Как любой другой мост, Лондонский пережил всякого рода разрушения и неоднократно частично перестраивался. То пожар, то буря, сегодня — ураган, завтра — вскрытие реки и ледоход. Порой два-три пролета сносило, дома рушились, и река поглощала их вместе со злосчастными обитателями. Мост и здания восстанавливали, их ненадежность никого не смущала. И только в 1757 году цеховые старейшины Сити приказали снести постройки-паразиты, которые не только портили вид, но и мешали движению транспорта.
В 1822 году парламент постановил возвести новый мост, более широкий и прочный, чем старый, — одним словом, более монументальный.
Поставленная задача была в точности исполнена Джоном Ренни и его сыновьями, архитекторами нового моста. И можно сказать, плод их трудов получился весьма внушительным.
Постоянное движение наблюдается как на Лондонском мосту, так и под ним. Внизу с трудом расходятся самые разные суда, а наверху царит самая настоящая неразбериха: пешеходы, всадники, экипажи — кебы, телеги, повозки — все находится в безумном смешении; так и кажется, что здесь ни пройти ни проехать и что вот-вот все застопорится.

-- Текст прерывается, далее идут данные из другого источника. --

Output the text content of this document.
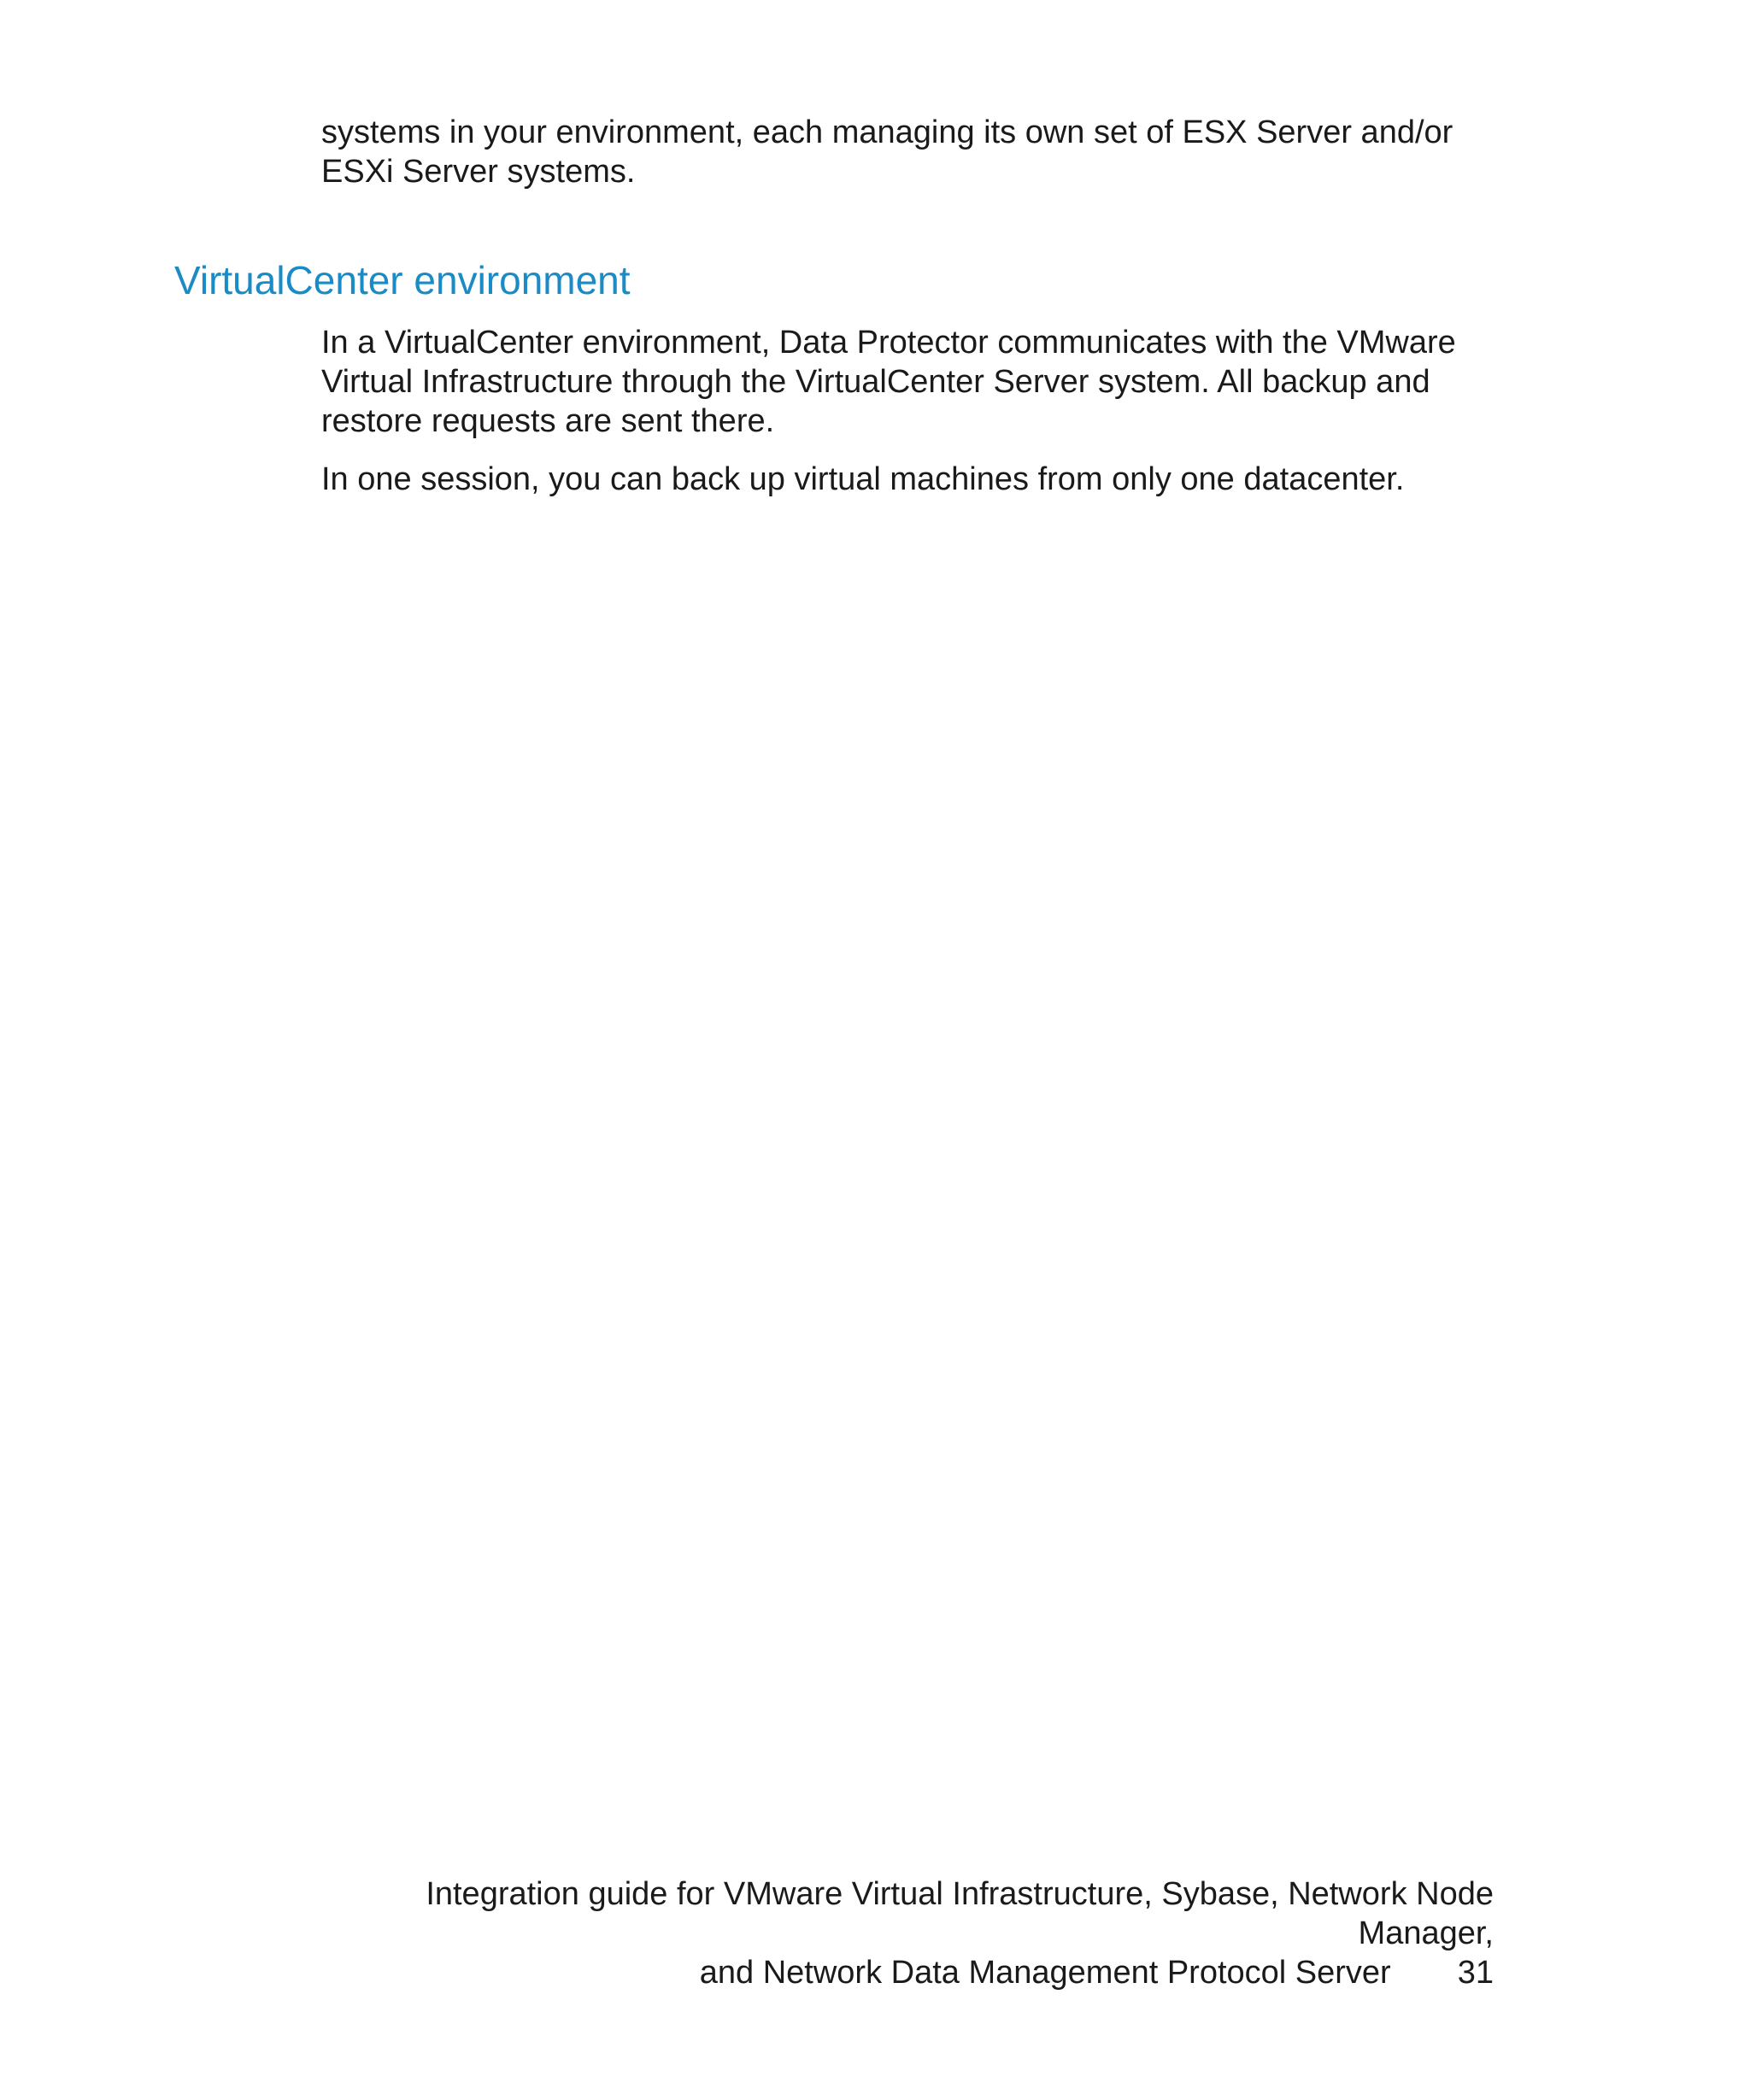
systems in your environment, each managing its own set of ESX Server and/or ESXi Server systems.

VirtualCenter environment

In a VirtualCenter environment, Data Protector communicates with the VMware Virtual Infrastructure through the VirtualCenter Server system. All backup and restore requests are sent there.

In one session, you can back up virtual machines from only one datacenter.

Integration guide for VMware Virtual Infrastructure, Sybase, Network Node Manager,
and Network Data Management Protocol Server 31
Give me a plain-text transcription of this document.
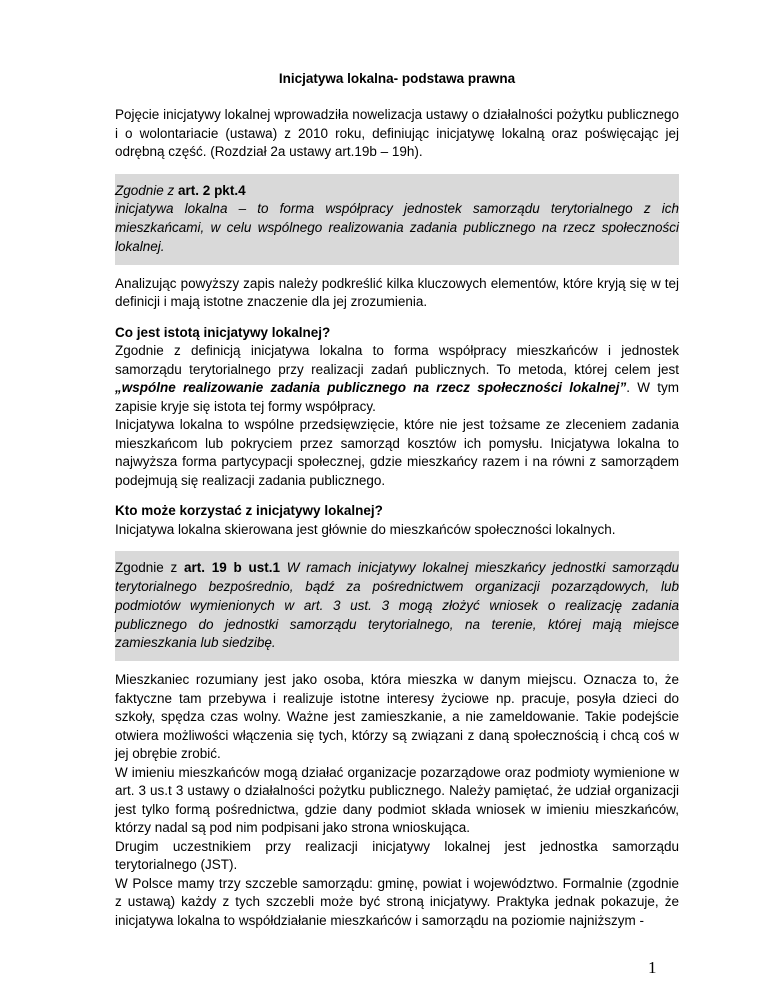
Inicjatywa lokalna- podstawa prawna

Pojęcie inicjatywy lokalnej wprowadziła nowelizacja ustawy o działalności pożytku publicznego i o wolontariacie (ustawa) z 2010 roku, definiując inicjatywę lokalną oraz poświęcając jej odrębną część. (Rozdział 2a ustawy art.19b – 19h).

Zgodnie z art. 2 pkt.4

inicjatywa lokalna – to forma współpracy jednostek samorządu terytorialnego z ich mieszkańcami, w celu wspólnego realizowania zadania publicznego na rzecz społeczności lokalnej.

Analizując powyższy zapis należy podkreślić kilka kluczowych elementów, które kryją się w tej definicji i mają istotne znaczenie dla jej zrozumienia.

Co jest istotą inicjatywy lokalnej?

Zgodnie z definicją inicjatywa lokalna to forma współpracy mieszkańców i jednostek samorządu terytorialnego przy realizacji zadań publicznych. To metoda, której celem jest „wspólne realizowanie zadania publicznego na rzecz społeczności lokalnej”. W tym zapisie kryje się istota tej formy współpracy.

Inicjatywa lokalna to wspólne przedsięwzięcie, które nie jest tożsame ze zleceniem zadania mieszkańcom lub pokryciem przez samorząd kosztów ich pomysłu. Inicjatywa lokalna to najwyższa forma partycypacji społecznej, gdzie mieszkańcy razem i na równi z samorządem podejmują się realizacji zadania publicznego.

Kto może korzystać z inicjatywy lokalnej?

Inicjatywa lokalna skierowana jest głównie do mieszkańców społeczności lokalnych.

Zgodnie z art. 19 b ust.1 W ramach inicjatywy lokalnej mieszkańcy jednostki samorządu terytorialnego bezpośrednio, bądź za pośrednictwem organizacji pozarządowych, lub podmiotów wymienionych w art. 3 ust. 3 mogą złożyć wniosek o realizację zadania publicznego do jednostki samorządu terytorialnego, na terenie, której mają miejsce zamieszkania lub siedzibę.

Mieszkaniec rozumiany jest jako osoba, która mieszka w danym miejscu. Oznacza to, że faktyczne tam przebywa i realizuje istotne interesy życiowe np. pracuje, posyła dzieci do szkoły, spędza czas wolny. Ważne jest zamieszkanie, a nie zameldowanie. Takie podejście otwiera możliwości włączenia się tych, którzy są związani z daną społecznością i chcą coś w jej obrębie zrobić.

W imieniu mieszkańców mogą działać organizacje pozarządowe oraz podmioty wymienione w art. 3 us.t 3 ustawy o działalności pożytku publicznego. Należy pamiętać, że udział organizacji jest tylko formą pośrednictwa, gdzie dany podmiot składa wniosek w imieniu mieszkańców, którzy nadal są pod nim podpisani jako strona wnioskująca.

Drugim uczestnikiem przy realizacji inicjatywy lokalnej jest jednostka samorządu terytorialnego (JST).

W Polsce mamy trzy szczeble samorządu: gminę, powiat i województwo. Formalnie (zgodnie z ustawą) każdy z tych szczebli może być stroną inicjatywy. Praktyka jednak pokazuje, że inicjatywa lokalna to współdziałanie mieszkańców i samorządu na poziomie najniższym -

1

В окрестностях Лондонского моста и всех причалов, к которым подходят пассажирские пароходы, путешественник впервые сталкивается с гнетущей английской нищетой, возможно самой глубокой и разительной в юдоли слез, данной человеку для жизни. Именно здесь его в первый раз окружает бледная толпа отверженных; потом она часто будет вставать на его пути: впалые от голода щеки, лихорадочный блеск глаз, гнусные, развратные губы, печать порока на лбах, безобразное и в то же время тупое выражение лиц… И вдруг эти призраки, вампиры и упыри оживают: надежда заработать шиллинг или просто получить шестипенсовик вселяет в них пыл и жар, ибо открывает дорогу к порции джина или бренди! Они набрасываются на узлы и чемоданы, расхватывают ваши вещи и охотно порвали бы вас на кусочки, лишь бы доказать свое усердие и желание услужить и хоть что-то урвать от ваших щедрот. Нигде попрошайки не выглядят столь корыстно и отталкивающе, как в Лондоне, и нигде нужда и обездоленность не проявляются в столь душераздирающей форме. В других странах от согретого и освещенного солнцем нищенства веет кое-какой романтикой, и это смягчает его горечь и приукрашивает его ужасающую суть. В испанском и итальянском нищем есть даже что-то театральное. Южные лохмотья так и просятся на карандаш; они вдохновляют художников, обещая на полотне выглядеть прилично. В Лондоне все не так, там нищета — это нищета, и только, хотя нищий наряжается в поношенный фрак джентльмена и нахлобучивает на голову то, что некогда было шелковой шляпой, а теперь не имеет названия ни на одном из языков.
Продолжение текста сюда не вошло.